On this day in Tudor history, 13th February 1564, in the reign of Queen Elizabeth I, astrologer and physician John Harvey was baptised at Saffron Walden in Essex.
Harvey was the third son of farmer and rope maker John Harvey and his wife, Alice. His brothers were renowned scholar Gabriel Harvey and astrologer and theologian Richard Harvey.
After a Cambridge education, Harvey worked as a tutor in the household of Justice Thomas Meade and was recorded as stealing away Meade’s daughter, Martha, whom he married in 1583. He went on to practise medicine in King’s Lynn in Norfolk and died there in 1592 when he was just twenty-eight years old. He was survived by his wife and two little girls.

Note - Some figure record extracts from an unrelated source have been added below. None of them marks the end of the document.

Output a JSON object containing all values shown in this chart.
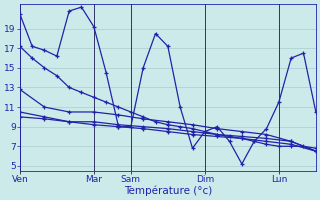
{
  "xlabel": "Température (°c)",
  "bg_color": "#cceaea",
  "grid_color": "#aacccc",
  "line_color": "#2222aa",
  "vline_color": "#333366",
  "ylim": [
    4.5,
    21.5
  ],
  "yticks": [
    5,
    7,
    9,
    11,
    13,
    15,
    17,
    19
  ],
  "day_labels": [
    "Ven",
    "Mar",
    "Sam",
    "Dim",
    "Lun"
  ],
  "day_positions": [
    0,
    12,
    18,
    30,
    42
  ],
  "xlim": [
    0,
    48
  ],
  "series": [
    {
      "x": [
        0,
        2,
        4,
        6,
        8,
        10,
        12,
        14,
        16,
        18,
        20,
        22,
        24,
        26,
        28,
        30,
        32,
        34,
        36,
        38,
        40,
        42,
        44,
        46,
        48
      ],
      "y": [
        20.5,
        17.2,
        16.8,
        16.2,
        20.8,
        21.2,
        19.2,
        14.5,
        9.0,
        9.0,
        15.0,
        18.5,
        17.2,
        11.0,
        6.8,
        8.5,
        9.0,
        7.5,
        5.2,
        7.5,
        8.8,
        11.5,
        16.0,
        16.5,
        10.5
      ]
    },
    {
      "x": [
        0,
        2,
        4,
        6,
        8,
        10,
        12,
        14,
        16,
        18,
        20,
        22,
        24,
        26,
        28,
        30,
        32,
        34,
        36,
        38,
        40,
        42,
        44,
        46,
        48
      ],
      "y": [
        17.2,
        16.0,
        15.0,
        14.2,
        13.0,
        12.5,
        12.0,
        11.5,
        11.0,
        10.5,
        10.0,
        9.5,
        9.2,
        9.0,
        8.8,
        8.5,
        8.2,
        8.0,
        7.8,
        7.5,
        7.2,
        7.0,
        7.0,
        7.0,
        6.8
      ]
    },
    {
      "x": [
        0,
        4,
        8,
        12,
        16,
        20,
        24,
        28,
        32,
        36,
        40,
        44,
        48
      ],
      "y": [
        12.8,
        11.0,
        10.5,
        10.5,
        10.2,
        9.8,
        9.5,
        9.2,
        8.8,
        8.5,
        8.2,
        7.5,
        6.5
      ]
    },
    {
      "x": [
        0,
        4,
        8,
        12,
        16,
        20,
        24,
        28,
        32,
        36,
        40,
        44,
        48
      ],
      "y": [
        10.5,
        10.0,
        9.5,
        9.5,
        9.2,
        9.0,
        8.8,
        8.5,
        8.2,
        8.0,
        7.8,
        7.5,
        6.5
      ]
    },
    {
      "x": [
        0,
        4,
        8,
        12,
        16,
        20,
        24,
        28,
        32,
        36,
        40,
        44,
        48
      ],
      "y": [
        10.0,
        9.8,
        9.5,
        9.2,
        9.0,
        8.8,
        8.5,
        8.2,
        8.0,
        7.8,
        7.5,
        7.2,
        6.5
      ]
    }
  ]
}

Harvey’s published works included the 1583 “An Astrologicall Addition”, which he dedicated to his father-in-law; a series of almanacs, which were dedicated to his father-in-law, and also Sir Thomas Bromley, and Sir Christopher Hatton, and the 1588 “A Discoursive Probleme Concerning Prophesies”. The 1583 work wasn’t a standalone work, it was written as a supplement to his brother Richard’s work “Astrological Discourse” which was about the 1583 great conjunction of Saturn and Jupiter. Unfortunately, as John Harvey’s biographer, Bernard Capp, notes, the publication of the books, which includes prophecies of apocalyptic events led to John and Richard being ridiculed due to the failure of their astrological prophecies.